"Книги - это корабли мысли, странствующие по волнам времени и
бережно несущие свой драгоценный груз от поколения к поколению"
(Фрэнсис Бэкон)
Золотов Юрий Александрович
Академик РАН
В комсомол принимали с четырнадцати лет. Почему-то Борька решил, что может вступить и раньше; наверное, его подтолкнул отец, член партии, а может быть, и даже скорее всего, Борька сам был очень уж сознательным. Во всяком случае лет с двенадцати он читал газеты, а в тринадцать послал в «Московский комсомолец» своё ужасное по качеству, но весьма патриотичное стихотворение.
Так или иначе, но в январе сорок пятого года Борька поехал в райком комсомола. Отец, директор местной МТС, распорядился дать лошадь, запряжённую в сани-розвальни с кучером. Предстояло проехать до райцентра восемнадцать километров, мороз был настоящий, Борька завернулся в тулуп; при длительной зимней поездке тулуп был вещью необходимой. Добрались они благополучно, кучер остался с лошадью, Борис пошёл в райком. На нём было какое-то старенькое пальтишко, шапка и валенки.
Шло заседание, Борьку позвали, он вошёл и присел. Председатель посмотрел на него, на заседающих и произнёс слова, которые запечатлелись в Борькиной памяти навечно:
– Во-первых, нужно встать. А во-вторых, шапку снять.

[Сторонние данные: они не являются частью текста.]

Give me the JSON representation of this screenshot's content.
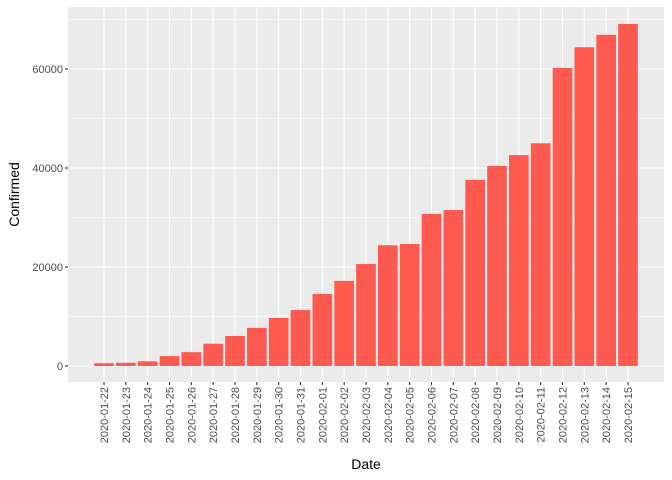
{
  "chart_data": {
    "type": "bar",
    "title": "",
    "xlabel": "Date",
    "ylabel": "Confirmed",
    "ylim": [
      -3300,
      72500
    ],
    "yticks": [
      0,
      20000,
      40000,
      60000
    ],
    "ytick_labels": [
      "0",
      "20000",
      "40000",
      "60000"
    ],
    "grid": true,
    "legend": null,
    "bar_color": "#F8766D",
    "categories": [
      "2020-01-22",
      "2020-01-23",
      "2020-01-24",
      "2020-01-25",
      "2020-01-26",
      "2020-01-27",
      "2020-01-28",
      "2020-01-29",
      "2020-01-30",
      "2020-01-31",
      "2020-02-01",
      "2020-02-02",
      "2020-02-03",
      "2020-02-04",
      "2020-02-05",
      "2020-02-06",
      "2020-02-07",
      "2020-02-08",
      "2020-02-09",
      "2020-02-10",
      "2020-02-11",
      "2020-02-12",
      "2020-02-13",
      "2020-02-14",
      "2020-02-15"
    ],
    "values": [
      555,
      653,
      941,
      2000,
      2800,
      4500,
      6060,
      7700,
      9700,
      11300,
      14550,
      17200,
      20600,
      24400,
      24650,
      30700,
      31500,
      37600,
      40400,
      42600,
      45000,
      60200,
      64400,
      66900,
      69100
    ]
  },
  "style": {
    "panel_bg": "#EBEBEB",
    "grid_major": "#FFFFFF",
    "grid_minor": "#F5F5F5",
    "bar_fill": "#FF5A50",
    "tick_color": "#333333"
  }
}
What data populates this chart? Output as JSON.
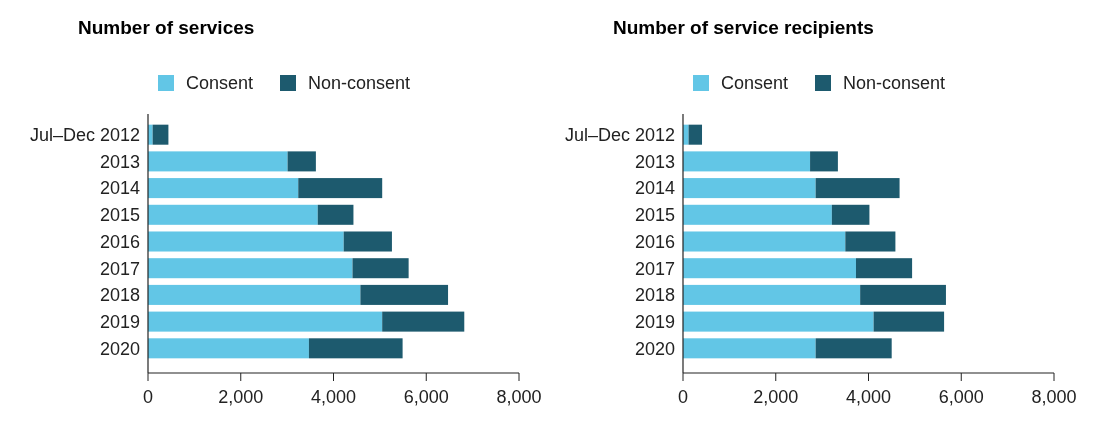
{
  "chart_data": [
    {
      "type": "bar",
      "orientation": "horizontal",
      "stacked": true,
      "title": "Number of services",
      "categories": [
        "Jul–Dec 2012",
        "2013",
        "2014",
        "2015",
        "2016",
        "2017",
        "2018",
        "2019",
        "2020"
      ],
      "series": [
        {
          "name": "Consent",
          "color": "#62c6e6",
          "values": [
            100,
            3010,
            3240,
            3660,
            4220,
            4410,
            4580,
            5050,
            3470
          ]
        },
        {
          "name": "Non-consent",
          "color": "#1d5a6e",
          "values": [
            340,
            610,
            1810,
            770,
            1040,
            1210,
            1890,
            1770,
            2020
          ]
        }
      ],
      "xlim": [
        0,
        8000
      ],
      "xticks": [
        0,
        {
          "value": 2000,
          "label": "2,000"
        },
        {
          "value": 4000,
          "label": "4,000"
        },
        {
          "value": 6000,
          "label": "6,000"
        },
        {
          "value": 8000,
          "label": "8,000"
        }
      ],
      "legend": "top",
      "grid": false
    },
    {
      "type": "bar",
      "orientation": "horizontal",
      "stacked": true,
      "title": "Number of service recipients",
      "categories": [
        "Jul–Dec 2012",
        "2013",
        "2014",
        "2015",
        "2016",
        "2017",
        "2018",
        "2019",
        "2020"
      ],
      "series": [
        {
          "name": "Consent",
          "color": "#62c6e6",
          "values": [
            120,
            2740,
            2860,
            3210,
            3500,
            3730,
            3820,
            4110,
            2860
          ]
        },
        {
          "name": "Non-consent",
          "color": "#1d5a6e",
          "values": [
            290,
            600,
            1810,
            810,
            1080,
            1210,
            1850,
            1520,
            1640
          ]
        }
      ],
      "xlim": [
        0,
        8000
      ],
      "xticks": [
        0,
        {
          "value": 2000,
          "label": "2,000"
        },
        {
          "value": 4000,
          "label": "4,000"
        },
        {
          "value": 6000,
          "label": "6,000"
        },
        {
          "value": 8000,
          "label": "8,000"
        }
      ],
      "legend": "top",
      "grid": false
    }
  ]
}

Как иногда говорит теперь недовольная какими-то манерами жена Бориса, деревня она и есть деревня. Правда, в деревне Борька вовсе не считался своим, семья его приехала в эти места в ноябре сорок второго, отца послали восстанавливать после оккупации МТС, среди мальчишек Борька всё-таки был пришлым, городским. Раньше-то семья их жила в небольшом городке-райцентре.
Вернёмся, однако, к заседанию райкома комсомола в тот морозный и довольно сумрачный январский день. Шла ещё война, на фронте гибли люди, тяжко, впроголодь работали в тылу. Хотя Борька впёрся на заседание в шапке и не вышел возрастом, его в комсомол приняли, и он вернулся в свою деревню Никольское с комсомольским билетом и со значком.
Других комсомольцев в деревне не было, там вообще было мало молодёжи, тем более что и в деревушке-то было всего восемнадцать дворов. Но и до этих дворов девятого мая докатилась весть, что война кончилась. Радость была общая, радость была неподдельная, все приоделись, вышли на единственную деревенскую улицу. На Борьке был какой-то чистенький, хотя и залатанный пиджачок, и он прикрепил на нём – в первый раз – свой комсомольский значок.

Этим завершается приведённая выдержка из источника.